Par Famo Moumouni*
« Il aurait sans doute été plus convenable au regard de l’objet de cet article, que l’intitulé utilise le futur. Si j’ai opté pour l’usage du présent, c’est que le futur est dans le présent. C’est en préparant aujourd’hui que l’on obtient demain. L’Afrique de demain est dans celle d’aujourd’hui par l’homme, sa première richesse, par ses ressources qui demandent à être mises au service de l’épanouissement de l’homme », c’est ainsi que le Dr Farmo Moumouni décrypte l’avancée de l’Afrique des Africains et par les Africains.
La voie de l’émancipation passe bien évidemment par la sortie des catégories dans lesquelles l’Afrique est enfermée. Ces catégories : pays sous-développés, pays en voie de développement, pays les moins avancés, pays arriérés, pays pauvres, pays du tiers-monde ou du quart-monde, nous classent pour nous inféoder, nous guident pour nous désorienter, nous rabaissent pour nous complexer, en même temps qu’elles nous suggèrent des comportements et des attitudes à adopter.
Toutes ces catégories sont des euphémismes, elles signifient une seule et même chose : que l’Afrique est la dernière région du monde dans ce qu’il est convenu d’appeler le développement.
L’occident – l’Europe en particulier – qui a produit ces catégories pour nous y enfermer, cette Europe qui, du 15e siècle au 20e siècle a dominé le monde, a été, à un moment de l’histoire de l’humanité, la dernière région du monde en termes de développement. Pourquoi, s’il a été donné à la dernière d’être première, la dernière ne pourrait pas nourrir l’ambition d’occuper les premiers rangs ?
L’histoire est le lieu de l’avènement, de la succession, de la maturation et de la dégénérescence des forces. Les forces s’affrontent, se subjuguent, triomphent les unes des autres, mais aucune ne peut vaincre les temps historiques qui changent le rapport des forces.
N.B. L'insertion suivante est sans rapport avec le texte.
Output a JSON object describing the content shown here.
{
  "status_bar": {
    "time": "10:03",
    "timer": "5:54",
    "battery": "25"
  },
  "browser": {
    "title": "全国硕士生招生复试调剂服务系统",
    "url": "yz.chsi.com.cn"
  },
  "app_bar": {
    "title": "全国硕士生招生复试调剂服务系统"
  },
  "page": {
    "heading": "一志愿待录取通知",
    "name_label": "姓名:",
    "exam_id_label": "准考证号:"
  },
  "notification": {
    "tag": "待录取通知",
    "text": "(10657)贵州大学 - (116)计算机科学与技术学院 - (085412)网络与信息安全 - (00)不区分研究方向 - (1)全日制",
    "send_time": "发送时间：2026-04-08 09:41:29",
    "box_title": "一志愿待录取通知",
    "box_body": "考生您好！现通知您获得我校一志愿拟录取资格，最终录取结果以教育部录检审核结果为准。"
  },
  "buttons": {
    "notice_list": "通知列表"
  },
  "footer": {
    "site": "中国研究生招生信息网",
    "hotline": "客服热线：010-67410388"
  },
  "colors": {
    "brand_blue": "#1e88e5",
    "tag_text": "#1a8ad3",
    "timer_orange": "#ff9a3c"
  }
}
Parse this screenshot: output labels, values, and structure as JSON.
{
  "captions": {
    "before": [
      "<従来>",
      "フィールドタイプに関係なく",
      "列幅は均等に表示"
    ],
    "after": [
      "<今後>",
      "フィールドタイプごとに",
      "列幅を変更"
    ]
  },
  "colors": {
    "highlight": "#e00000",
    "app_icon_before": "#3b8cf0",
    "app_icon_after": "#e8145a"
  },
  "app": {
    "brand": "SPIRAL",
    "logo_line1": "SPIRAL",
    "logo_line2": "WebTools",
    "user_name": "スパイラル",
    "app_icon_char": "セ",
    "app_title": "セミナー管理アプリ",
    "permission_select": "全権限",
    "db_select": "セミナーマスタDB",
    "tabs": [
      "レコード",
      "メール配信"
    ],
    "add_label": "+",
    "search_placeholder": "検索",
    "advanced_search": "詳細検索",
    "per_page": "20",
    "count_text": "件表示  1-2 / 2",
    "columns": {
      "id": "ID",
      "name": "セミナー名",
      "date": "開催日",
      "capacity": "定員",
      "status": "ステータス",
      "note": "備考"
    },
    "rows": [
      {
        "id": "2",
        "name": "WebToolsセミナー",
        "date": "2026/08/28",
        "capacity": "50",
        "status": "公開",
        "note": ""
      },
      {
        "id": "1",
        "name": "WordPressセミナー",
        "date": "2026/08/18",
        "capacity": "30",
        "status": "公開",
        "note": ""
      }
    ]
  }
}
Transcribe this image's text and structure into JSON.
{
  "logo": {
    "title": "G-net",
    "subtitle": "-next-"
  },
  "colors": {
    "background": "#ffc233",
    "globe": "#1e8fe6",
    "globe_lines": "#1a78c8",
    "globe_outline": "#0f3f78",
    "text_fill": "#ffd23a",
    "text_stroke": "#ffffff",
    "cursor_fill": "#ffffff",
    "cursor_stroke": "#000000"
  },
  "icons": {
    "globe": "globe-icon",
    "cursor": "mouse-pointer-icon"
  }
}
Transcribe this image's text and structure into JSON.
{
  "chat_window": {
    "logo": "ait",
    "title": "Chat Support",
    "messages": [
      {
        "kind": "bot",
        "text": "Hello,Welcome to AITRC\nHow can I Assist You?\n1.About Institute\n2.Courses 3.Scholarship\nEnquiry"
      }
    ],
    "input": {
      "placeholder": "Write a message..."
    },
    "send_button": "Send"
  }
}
Le changement du rapport des forces est un mouvement historique continuel. Aujourd’hui, les forces de demain se dessinent au milieu des soubresauts, des entraves, des violences et des résistances créées par la réaction des forces anciennes.
Nous ne sommes pas seuls dans le monde aujourd’hui, nous ne serons pas seuls dans le monde de demain. Comme nous, d’autres forces préparent demain. La Chine et l’Inde sont déjà présentes sur le chemin que nous voulons emprunter. Avec ces forces qui montent, nous ne partageons pas seulement le même chemin, nous avons aussi un destin commun. Autrefois dominées, colonisées, l’Afrique, la Chine et l’Inde peuvent marcher ensemble ; elles gagneraient à collaborer parce que toutes les trois travaillent à l’émancipation de leurs peuples respectifs. La collaboration est une bonne chose sans doute, elle devient une chose meilleure lorsqu’on s’y engage en ayant compté sur moi-même d’abord.
L’Afrique comptera en 2050 deux (2) milliards d’êtres humains et représentera le quart de l’humanité. Mais déjà, dans moins de deux décennies, avec plus d’un milliard et demi d’habitants, elle dépassera la Chine et l’Inde en population. L’Afrique sera alors le continent le plus peuplé et les Africains seront les hommes les plus nombreux sur la surface de la terre. Elle aura aussi la population la plus jeune du monde (les 15-24 ans).
L’Afrique possède 65% des terres arables au monde. Elle détient le tiers des ressources naturelles dont certaine (cuivre 97%, coltan 80%) n’existent presque exclusivement qu’en Afrique. Les fleuves africains comptent parmi les plus longs du monde, d’immenses réserves d’eau reposent sous le sol africain. Les ressources énergétiques renouvelables sont abondantes (solaire, éolienne, biomasse)
L’Afrique marche vers un point où la convergence de la démographie et la disponibilité des ressources, feront d’elle, demain, une force qui monte. Une Afrique du grand nombre s’annonce, elle appelle l’amélioration des conditions d’existence de tous, l’égalité, la liberté, la justice, la responsabilité et le respect.
Le grand nombre africain témoignera de notre présence non négligeable dans le monde, mais ne nous confèrera pas le pouvoir d’influencer les affaires du monde. L’élévation de l’Afrique exige donc que l’on insuffle au grand nombre africain le dynamisme qui sied, celui qui permettra de porter le continent, afin qu’il occupe dans le monde, la place qui lui revient. Cette œuvre de dynamisation incombe aux Africains eux-mêmes : nous devons compter sur nous-mêmes d’abord.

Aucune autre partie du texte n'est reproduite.